Steinlage always looking for better mouse trap
By Jean Caspers-Simmet
Date Modified: 06/04/2012 2:19 PM
WATERLOO, Iowa —Loran Steinlage calls himself "a better mouse trap kind of guy."
"I get an idea, and I go to the shop and start building," said Steinlage, who started farming in 1986 when he was a high school senior.
He took time out from planting corn to share his innovations with engineers at last week's Agricultural Machinery Conference at the Five Sullivan Brothers Convention Center in Waterloo.
Steinlage quipped that the last time he gave a speech was in 10th grade. He used a PowerPoint presentation that his daughter made for him to show his inventions. He built a 3-point drag for FFA, stations fashioned out of Craftsmen tool boxes for his wife's hair salon, a bean roller from an anhydrous tank, a swing tongue haybine and a cultivator bar.
For his latest project, he is putting bearings in parallel arms for corn planters.
Steinlage said nearly everything he creates is motivated by need. He tries to make do with what he has. Making do includes a dual changer, the deck plate gauge, a bogey puller and an on-farm fuel containment diking system.
He likes the "Keep It Simple Stupid" or KISS philosophy.
The project that brought the most satisfaction was building a combine header restraint.
Steinlage speaks often of his family —his wife, Brenda, son, Rolan, daughters Kelli and Kassi and his parents Florian and Leona.
"Family is what drives me to do what I do," he said. "I put family first."
Rolan was diagnosed with a brain tumor several years ago. Steinlage stayed with his son for 40 days in Iowa City while he received radiation treatments. To keep Rolan's mind active, Steinlage took him somewhere every day.
The first day in Iowa City, they stopped at the Coralville Hy-Vee to get something to eat. When Steinlage heard farmers talking at a nearby table, he joined the conversation.

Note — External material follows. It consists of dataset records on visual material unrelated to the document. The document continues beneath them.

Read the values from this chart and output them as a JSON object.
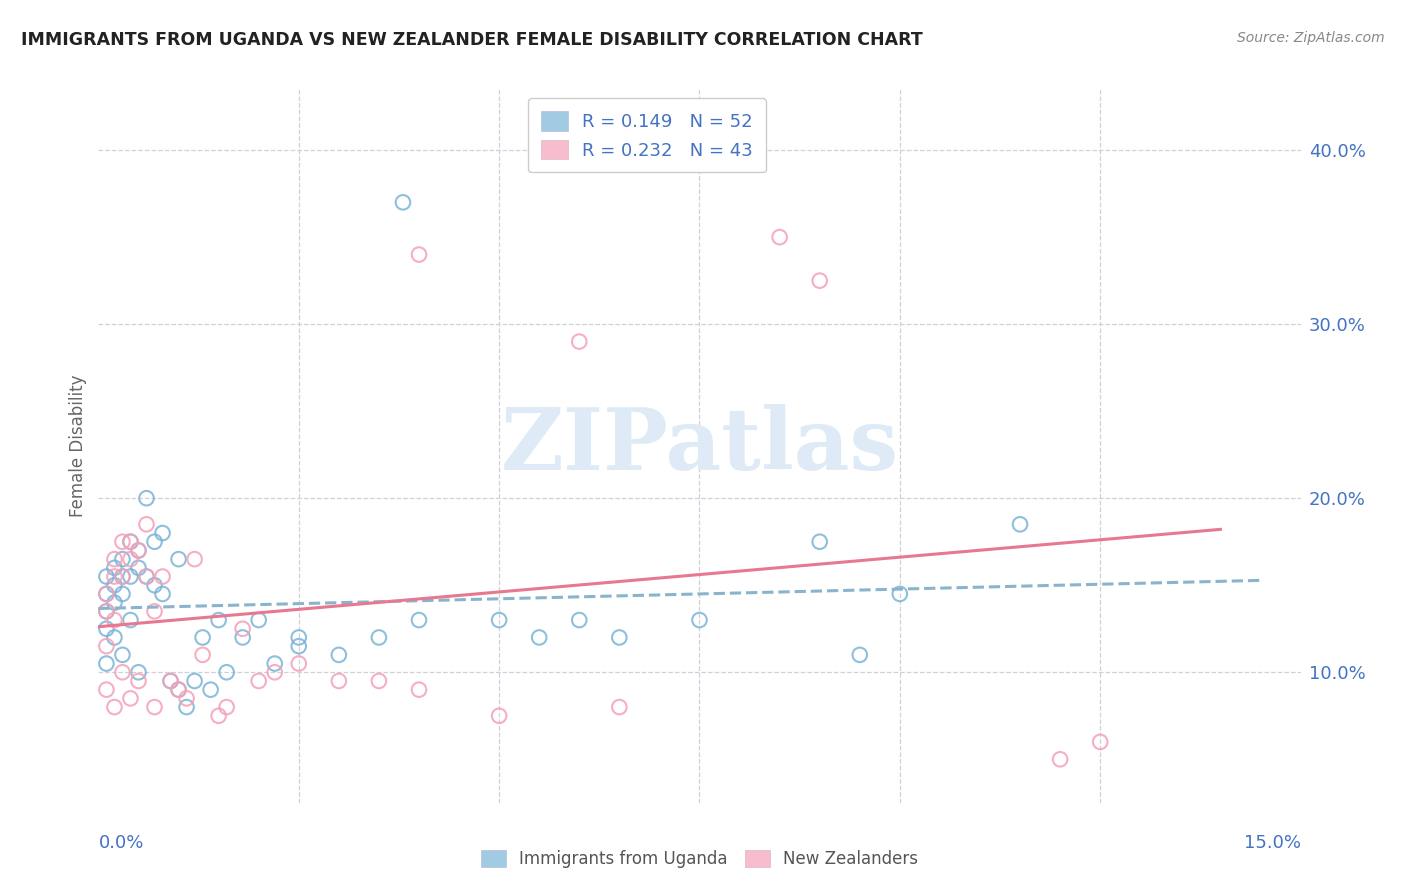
{
  "title": "IMMIGRANTS FROM UGANDA VS NEW ZEALANDER FEMALE DISABILITY CORRELATION CHART",
  "source": "Source: ZipAtlas.com",
  "ylabel": "Female Disability",
  "right_yticks": [
    0.1,
    0.2,
    0.3,
    0.4
  ],
  "right_yticklabels": [
    "10.0%",
    "20.0%",
    "30.0%",
    "40.0%"
  ],
  "xmin": 0.0,
  "xmax": 0.15,
  "ymin": 0.025,
  "ymax": 0.435,
  "legend_r1": "R = 0.149   N = 52",
  "legend_r2": "R = 0.232   N = 43",
  "color_blue": "#7ab4d8",
  "color_pink": "#f4a0b8",
  "trendline_blue_color": "#8ab4cc",
  "trendline_pink_color": "#e87890",
  "watermark_text": "ZIPatlas",
  "watermark_color": "#deeaf5",
  "grid_color": "#d0d0dd",
  "title_color": "#222222",
  "source_color": "#888888",
  "ylabel_color": "#666666",
  "tick_label_color": "#4472c4",
  "legend_text_color": "#4472c4",
  "legend_label_color": "#555555",
  "blue_x": [
    0.001,
    0.001,
    0.001,
    0.001,
    0.001,
    0.002,
    0.002,
    0.002,
    0.002,
    0.003,
    0.003,
    0.003,
    0.003,
    0.004,
    0.004,
    0.004,
    0.005,
    0.005,
    0.005,
    0.006,
    0.006,
    0.007,
    0.007,
    0.008,
    0.008,
    0.009,
    0.01,
    0.01,
    0.011,
    0.012,
    0.013,
    0.014,
    0.015,
    0.016,
    0.018,
    0.02,
    0.022,
    0.025,
    0.025,
    0.03,
    0.035,
    0.04,
    0.05,
    0.055,
    0.06,
    0.065,
    0.075,
    0.09,
    0.095,
    0.1,
    0.038,
    0.115
  ],
  "blue_y": [
    0.155,
    0.145,
    0.135,
    0.125,
    0.105,
    0.16,
    0.15,
    0.14,
    0.12,
    0.165,
    0.155,
    0.145,
    0.11,
    0.175,
    0.155,
    0.13,
    0.17,
    0.16,
    0.1,
    0.2,
    0.155,
    0.175,
    0.15,
    0.18,
    0.145,
    0.095,
    0.165,
    0.09,
    0.08,
    0.095,
    0.12,
    0.09,
    0.13,
    0.1,
    0.12,
    0.13,
    0.105,
    0.12,
    0.115,
    0.11,
    0.12,
    0.13,
    0.13,
    0.12,
    0.13,
    0.12,
    0.13,
    0.175,
    0.11,
    0.145,
    0.37,
    0.185
  ],
  "pink_x": [
    0.001,
    0.001,
    0.001,
    0.001,
    0.002,
    0.002,
    0.002,
    0.002,
    0.003,
    0.003,
    0.003,
    0.004,
    0.004,
    0.004,
    0.005,
    0.005,
    0.006,
    0.006,
    0.007,
    0.007,
    0.008,
    0.009,
    0.01,
    0.011,
    0.012,
    0.013,
    0.015,
    0.016,
    0.018,
    0.02,
    0.022,
    0.025,
    0.03,
    0.035,
    0.04,
    0.05,
    0.06,
    0.065,
    0.09,
    0.12,
    0.04,
    0.085,
    0.125
  ],
  "pink_y": [
    0.145,
    0.135,
    0.115,
    0.09,
    0.165,
    0.155,
    0.13,
    0.08,
    0.175,
    0.155,
    0.1,
    0.175,
    0.165,
    0.085,
    0.17,
    0.095,
    0.185,
    0.155,
    0.135,
    0.08,
    0.155,
    0.095,
    0.09,
    0.085,
    0.165,
    0.11,
    0.075,
    0.08,
    0.125,
    0.095,
    0.1,
    0.105,
    0.095,
    0.095,
    0.09,
    0.075,
    0.29,
    0.08,
    0.325,
    0.05,
    0.34,
    0.35,
    0.06
  ]
}
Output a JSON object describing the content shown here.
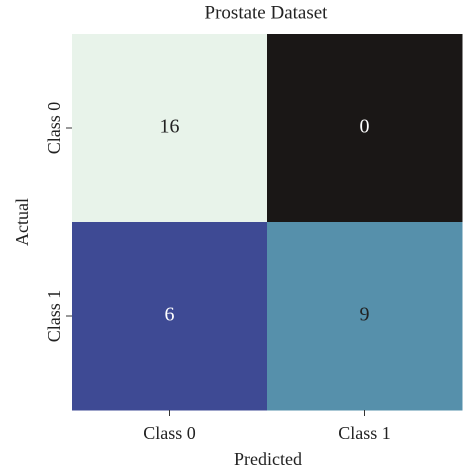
{
  "chart_data": {
    "type": "heatmap",
    "title": "Prostate Dataset",
    "x_label": "Predicted",
    "y_label": "Actual",
    "x_categories": [
      "Class 0",
      "Class 1"
    ],
    "y_categories": [
      "Class 0",
      "Class 1"
    ],
    "values": [
      [
        16,
        0
      ],
      [
        6,
        9
      ]
    ],
    "cell_colors": [
      [
        "#e8f3ea",
        "#1a1716"
      ],
      [
        "#3e4a94",
        "#5690ab"
      ]
    ]
  }
}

One of the farmers, Roger Stutsman, wrote down his contact information and told Steinlage to bring Rolan out to see his fertilizer setup and feedlot at Hills. Stutsman introduced them to other area farmers.
Stutsman shared with Steinlage that his son, Michael, had been killed in a combine head accident.
"I've always had issues with the way we took heads off," Steinlage said. "I didn't think it was safe."
Steinlage came up with a design that involved a simple chain with two hooks.
"It worked flawlessly," Steinlage said. "The best compliment I got out of that deal was when someone asked me what kind of CAD program I drew it up on. I didn't even waste a napkin on that one."
Steinlage gave the idea to Stutsman, who donated patent rights to Farm Safety 4 Just Kids.
"This had a purpose," Steinlage said. "When you can stand with a dad who lost his son less than a year after the fact, and he can tell you that you solved the problem. We haven't been able to get a manufacturer to pick it up because there's no money in it, but we'd still like to get it made."
Steinlage and Brenda own Ta Da Salon in West Union, and they raise 750 acres of corn as FLOLO Farms.
Steinlage put up a greenhouse, which he leases to neighboring Yost Farms. He is experimenting with composting and hopes to use it in the greenhouse some day.
Steinlage turned the south half of his barn roof into an American flag as a tribute to his father who was a Berlin Ultimatum veteran. The barn can be seen best on 210th St., southwest of West Union.